When I first read "Belief in Belief", I liked it, and agreed with it, but I thought it was describing a curiousity; an exotic specimen of irrationality for us to oooh and aaah over. I mentally applied it to Unitarians and Reform Jews and that was about it.

I've since started wondering more and more if it actually describes a majority of religious people. I don't know if this is how Eliezer intended it, but it was two things that really convinced me:

The first reason was behavior. Most theists I know occasionally deviate from their religious principles; not egregiously, but they're far from perfect. But when I imagine a world that would make me believe religion with certainty - a world where angels routinely descend to people's bedsides to carry their souls to Heaven, or where Satan allows National Geographic into Hell to film a documentary - I find it hard to imagine people sleeping in on Sundays. Not even the most hardened criminal will steal when the policeman's right in front of him and the punishment is infinite.

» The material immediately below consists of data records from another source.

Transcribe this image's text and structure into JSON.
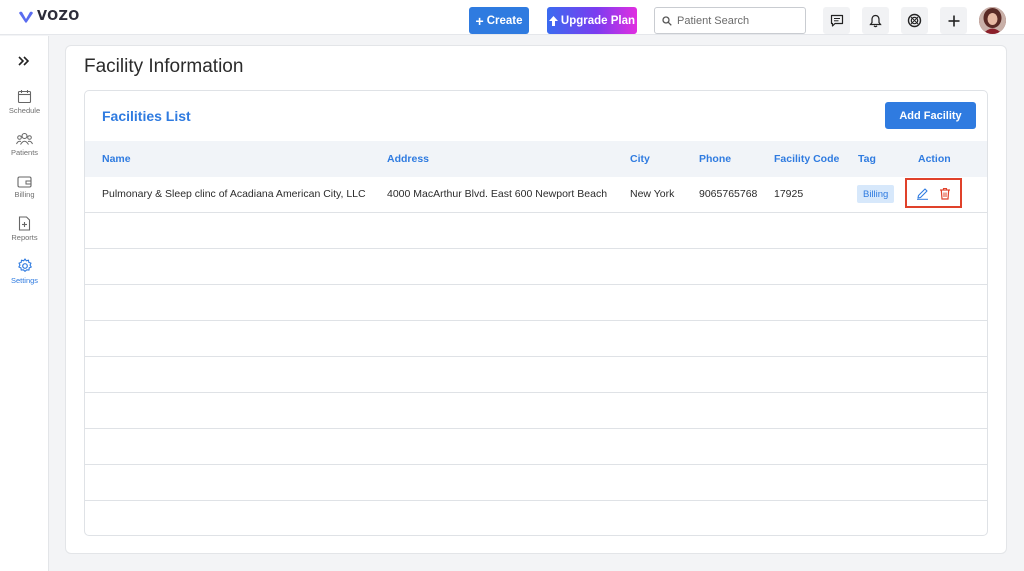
{
  "header": {
    "logo_text": "VOZO",
    "create_label": "Create",
    "upgrade_label": "Upgrade Plan",
    "search_placeholder": "Patient Search"
  },
  "sidebar": {
    "items": [
      {
        "label": "Schedule",
        "icon": "calendar-icon"
      },
      {
        "label": "Patients",
        "icon": "patients-icon"
      },
      {
        "label": "Billing",
        "icon": "wallet-icon"
      },
      {
        "label": "Reports",
        "icon": "report-icon"
      },
      {
        "label": "Settings",
        "icon": "gear-icon",
        "active": true
      }
    ]
  },
  "page": {
    "title": "Facility Information",
    "list_title": "Facilities List",
    "add_button": "Add Facility"
  },
  "table": {
    "columns": [
      "Name",
      "Address",
      "City",
      "Phone",
      "Facility Code",
      "Tag",
      "Action"
    ],
    "rows": [
      {
        "name": "Pulmonary & Sleep clinc of Acadiana American City, LLC",
        "address": "4000 MacArthur Blvd. East 600 Newport Beach",
        "city": "New York",
        "phone": "9065765768",
        "code": "17925",
        "tag": "Billing"
      }
    ]
  },
  "colors": {
    "accent": "#2f7be0",
    "highlight": "#e0412a",
    "delete": "#e0412a"
  }
}
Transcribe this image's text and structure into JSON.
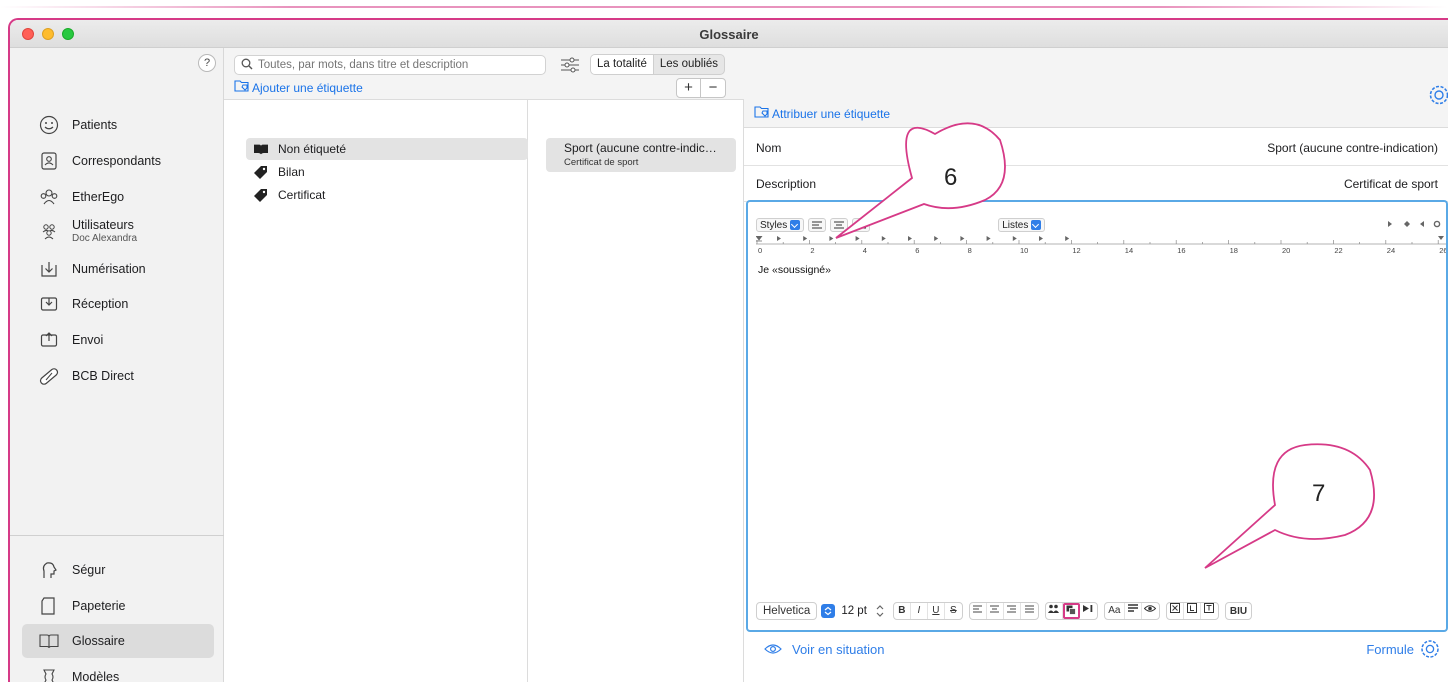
{
  "window": {
    "title": "Glossaire"
  },
  "sidebar": {
    "help": "?",
    "items": [
      {
        "label": "Patients",
        "icon": "smiley-icon"
      },
      {
        "label": "Correspondants",
        "icon": "contacts-book-icon"
      },
      {
        "label": "EtherEgo",
        "icon": "people-group-icon"
      },
      {
        "label": "Utilisateurs",
        "sub": "Doc Alexandra",
        "icon": "users-icon"
      },
      {
        "label": "Numérisation",
        "icon": "scan-tray-icon"
      },
      {
        "label": "Réception",
        "icon": "inbox-icon"
      },
      {
        "label": "Envoi",
        "icon": "outbox-icon"
      },
      {
        "label": "BCB Direct",
        "icon": "pill-icon"
      }
    ],
    "bottom_items": [
      {
        "label": "Ségur",
        "icon": "segur-icon"
      },
      {
        "label": "Papeterie",
        "icon": "paper-icon"
      },
      {
        "label": "Glossaire",
        "icon": "book-icon",
        "active": true
      },
      {
        "label": "Modèles",
        "icon": "template-icon"
      }
    ]
  },
  "list": {
    "search_placeholder": "Toutes, par mots, dans titre et description",
    "seg_all": "La totalité",
    "seg_forgotten": "Les oubliés",
    "add_tag": "Ajouter une étiquette",
    "plus": "+",
    "minus": "−",
    "tags": [
      {
        "label": "Non étiqueté",
        "icon": "book-open-icon",
        "selected": true
      },
      {
        "label": "Bilan",
        "icon": "tag-icon"
      },
      {
        "label": "Certificat",
        "icon": "tag-icon"
      }
    ],
    "entry": {
      "title": "Sport (aucune contre-indic…",
      "desc": "Certificat de sport"
    }
  },
  "detail": {
    "assign_tag": "Attribuer une étiquette",
    "name_label": "Nom",
    "name_value": "Sport (aucune contre-indication)",
    "desc_label": "Description",
    "desc_value": "Certificat de sport",
    "styles": "Styles",
    "lists": "Listes",
    "ruler_ticks": [
      "0",
      "2",
      "4",
      "6",
      "8",
      "10",
      "12",
      "14",
      "16",
      "18",
      "20",
      "22",
      "24",
      "26"
    ],
    "body_text": "Je «soussigné»",
    "font": "Helvetica",
    "size": "12 pt",
    "bold": "B",
    "italic": "I",
    "underline": "U",
    "strike": "S",
    "case": "Aa",
    "biu": "BIU",
    "voir": "Voir en situation",
    "formule": "Formule"
  },
  "callouts": {
    "six": "6",
    "seven": "7"
  },
  "colors": {
    "accent": "#2f7ee8",
    "callout": "#d63a87",
    "editor_border": "#5aa9e6"
  }
}
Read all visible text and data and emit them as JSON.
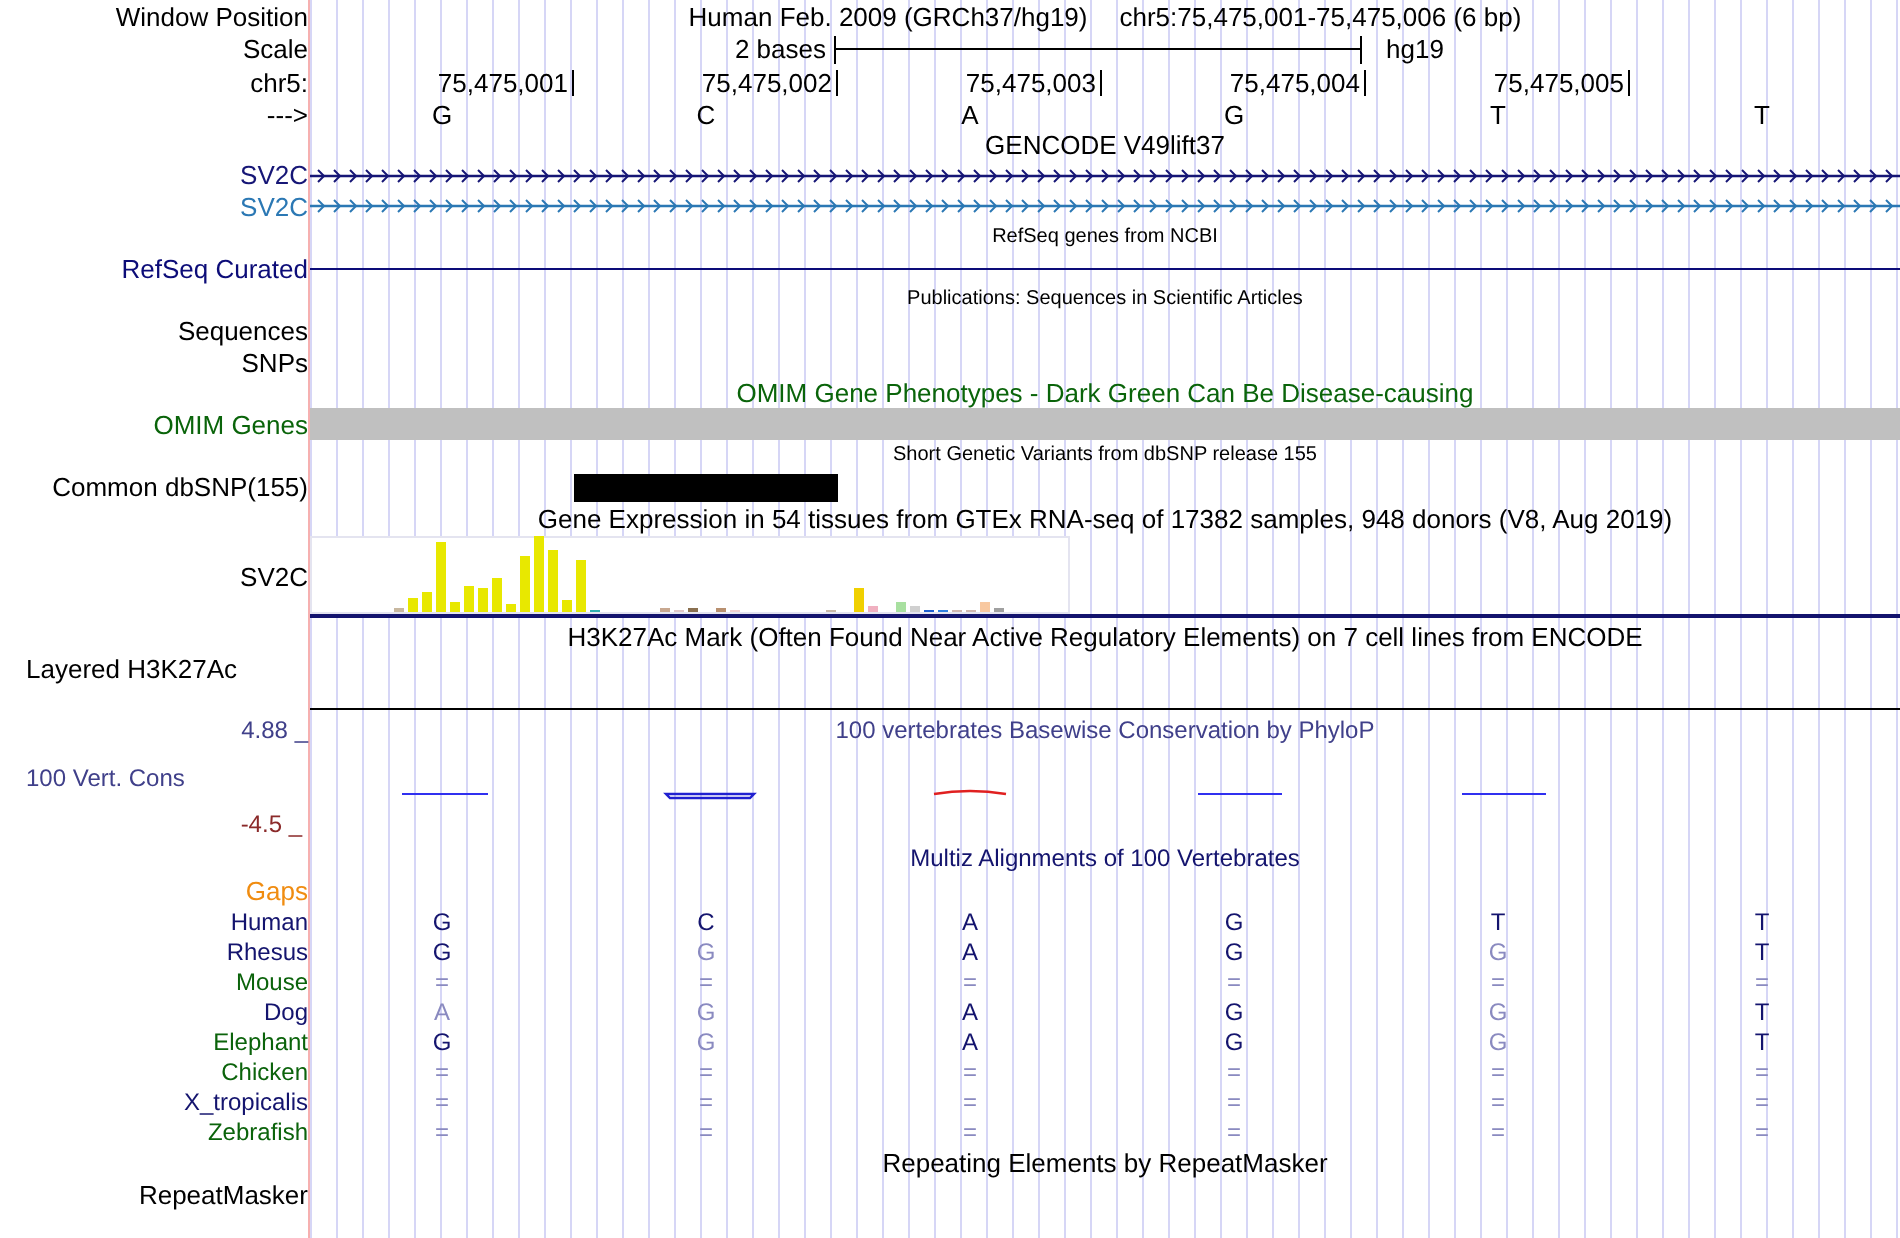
{
  "header": {
    "label": "Window Position",
    "assembly_title": "Human Feb. 2009 (GRCh37/hg19)",
    "position_title": "chr5:75,475,001-75,475,006 (6 bp)"
  },
  "scale": {
    "label": "Scale",
    "text": "2 bases",
    "assembly": "hg19"
  },
  "ruler": {
    "label": "chr5:",
    "positions": [
      "75,475,001",
      "75,475,002",
      "75,475,003",
      "75,475,004",
      "75,475,005"
    ]
  },
  "bases": {
    "label": "--->",
    "sequence": [
      "G",
      "C",
      "A",
      "G",
      "T",
      "T"
    ]
  },
  "gencode": {
    "title": "GENCODE V49lift37",
    "genes": [
      {
        "label": "SV2C",
        "color": "#161676"
      },
      {
        "label": "SV2C",
        "color": "#2b78b4"
      }
    ]
  },
  "refseq": {
    "title": "RefSeq genes from NCBI",
    "label": "RefSeq Curated"
  },
  "publications": {
    "title": "Publications: Sequences in Scientific Articles",
    "label": "Sequences"
  },
  "snps": {
    "label": "SNPs"
  },
  "omim": {
    "title": "OMIM Gene Phenotypes - Dark Green Can Be Disease-causing",
    "label": "OMIM Genes"
  },
  "dbsnp": {
    "title": "Short Genetic Variants from dbSNP release 155",
    "label": "Common dbSNP(155)"
  },
  "gtex": {
    "title": "Gene Expression in 54 tissues from GTEx RNA-seq of 17382 samples, 948 donors (V8, Aug 2019)",
    "label": "SV2C"
  },
  "h3k27ac": {
    "title": "H3K27Ac Mark (Often Found Near Active Regulatory Elements) on 7 cell lines from ENCODE",
    "label": "Layered H3K27Ac"
  },
  "phylop": {
    "title": "100 vertebrates Basewise Conservation by PhyloP",
    "label": "100 Vert. Cons",
    "max": "4.88 _",
    "min": "-4.5 _"
  },
  "multiz": {
    "title": "Multiz Alignments of 100 Vertebrates",
    "gaps_label": "Gaps",
    "species": [
      {
        "name": "Human",
        "color": "#14146e",
        "bases": [
          {
            "text": "G",
            "match": true
          },
          {
            "text": "C",
            "match": true
          },
          {
            "text": "A",
            "match": true
          },
          {
            "text": "G",
            "match": true
          },
          {
            "text": "T",
            "match": true
          },
          {
            "text": "T",
            "match": true
          }
        ]
      },
      {
        "name": "Rhesus",
        "color": "#14146e",
        "bases": [
          {
            "text": "G",
            "match": true
          },
          {
            "text": "G",
            "match": false
          },
          {
            "text": "A",
            "match": true
          },
          {
            "text": "G",
            "match": true
          },
          {
            "text": "G",
            "match": false
          },
          {
            "text": "T",
            "match": true
          }
        ]
      },
      {
        "name": "Mouse",
        "color": "#0b630b",
        "bases": [
          {
            "text": "=",
            "match": false
          },
          {
            "text": "=",
            "match": false
          },
          {
            "text": "=",
            "match": false
          },
          {
            "text": "=",
            "match": false
          },
          {
            "text": "=",
            "match": false
          },
          {
            "text": "=",
            "match": false
          }
        ]
      },
      {
        "name": "Dog",
        "color": "#14146e",
        "bases": [
          {
            "text": "A",
            "match": false
          },
          {
            "text": "G",
            "match": false
          },
          {
            "text": "A",
            "match": true
          },
          {
            "text": "G",
            "match": true
          },
          {
            "text": "G",
            "match": false
          },
          {
            "text": "T",
            "match": true
          }
        ]
      },
      {
        "name": "Elephant",
        "color": "#0b630b",
        "bases": [
          {
            "text": "G",
            "match": true
          },
          {
            "text": "G",
            "match": false
          },
          {
            "text": "A",
            "match": true
          },
          {
            "text": "G",
            "match": true
          },
          {
            "text": "G",
            "match": false
          },
          {
            "text": "T",
            "match": true
          }
        ]
      },
      {
        "name": "Chicken",
        "color": "#0b630b",
        "bases": [
          {
            "text": "=",
            "match": false
          },
          {
            "text": "=",
            "match": false
          },
          {
            "text": "=",
            "match": false
          },
          {
            "text": "=",
            "match": false
          },
          {
            "text": "=",
            "match": false
          },
          {
            "text": "=",
            "match": false
          }
        ]
      },
      {
        "name": "X_tropicalis",
        "color": "#14146e",
        "bases": [
          {
            "text": "=",
            "match": false
          },
          {
            "text": "=",
            "match": false
          },
          {
            "text": "=",
            "match": false
          },
          {
            "text": "=",
            "match": false
          },
          {
            "text": "=",
            "match": false
          },
          {
            "text": "=",
            "match": false
          }
        ]
      },
      {
        "name": "Zebrafish",
        "color": "#0b630b",
        "bases": [
          {
            "text": "=",
            "match": false
          },
          {
            "text": "=",
            "match": false
          },
          {
            "text": "=",
            "match": false
          },
          {
            "text": "=",
            "match": false
          },
          {
            "text": "=",
            "match": false
          },
          {
            "text": "=",
            "match": false
          }
        ]
      }
    ]
  },
  "repeatmasker": {
    "title": "Repeating Elements by RepeatMasker",
    "label": "RepeatMasker"
  }
}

The second was a webcomic: http://www.heavingdeadcats.com/wp-content/uploads/2009/02/file1126-2.jpg It wasn't so much that theists wouldn't drink the poison as that they'd be surprised, even offended at being asked. It would seem like a cheap trick. Whereas (for example) I would be happy to prove my "faith" in science by ingesting poison after I'd taken an antidote proven to work in clinical trials.

I see two ways this issue is directly important to rationalists:

  1. Is this solely a religious phenomenon, or are our own beliefs vulnerable to this kind of self-deception?

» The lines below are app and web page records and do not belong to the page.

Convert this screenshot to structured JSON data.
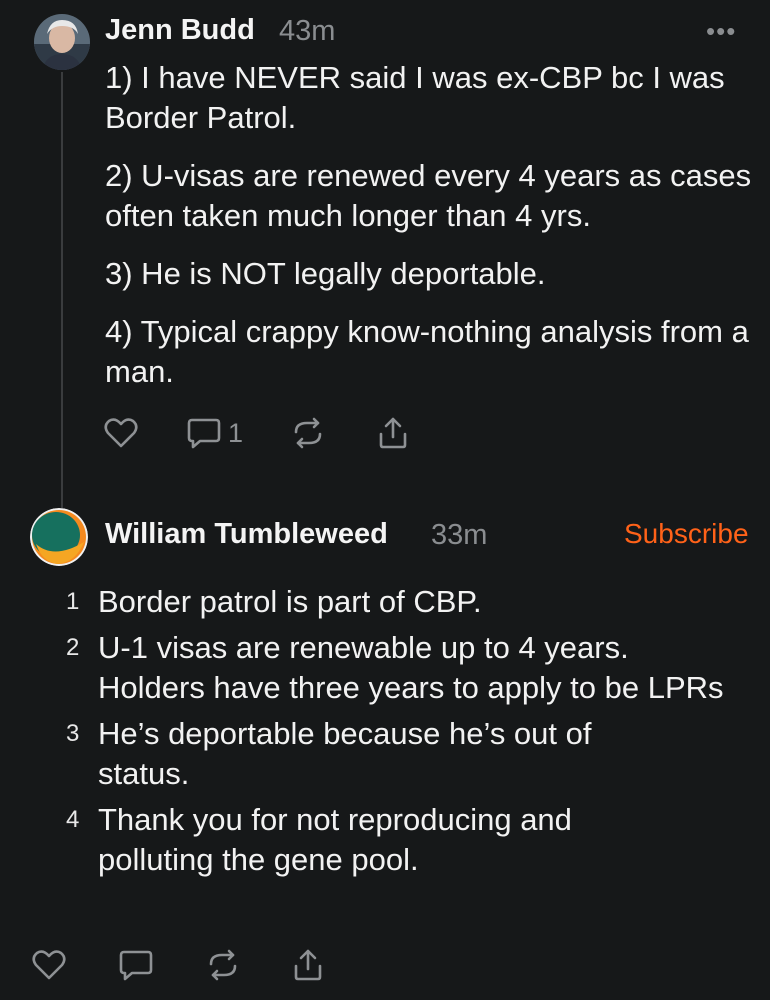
{
  "post1": {
    "author": "Jenn Budd",
    "time": "43m",
    "more": "•••",
    "paragraphs": [
      "1) I have NEVER said I was ex-CBP bc I was Border Patrol.",
      "2) U-visas are renewed every 4 years as cases often taken much longer than 4 yrs.",
      "3) He is NOT legally deportable.",
      "4) Typical crappy know-nothing analysis from a man."
    ],
    "comment_count": "1"
  },
  "post2": {
    "author": "William Tumbleweed",
    "time": "33m",
    "subscribe": "Subscribe",
    "items": [
      {
        "num": "1",
        "text": "Border patrol is part of CBP."
      },
      {
        "num": "2",
        "text": "U-1 visas are renewable up to 4 years. Holders have three years to apply to be LPRs"
      },
      {
        "num": "3",
        "text": "He’s deportable because he’s out of status."
      },
      {
        "num": "4",
        "text": "Thank you for not reproducing and polluting the gene pool."
      }
    ]
  },
  "colors": {
    "background": "#161819",
    "accent": "#ff6219",
    "muted": "#8a8d90"
  },
  "icons": [
    "heart-icon",
    "comment-icon",
    "restack-icon",
    "share-icon"
  ]
}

  2. What kind of tests can we create to determine whether a belief is sincerely held?

Comment author: Strilanc 09 December 2014 05:50:09PM 1 point [-]

I would be happy to prove my "faith" in science by ingesting poison after I'd taken an antidote proven to work in clinical trials.

This is one of the things James Randi is known for. He'll take a "fatal" dose of homeopathic sleeping pills during talks (e.g. his TED talk) as a way of showing they don't work.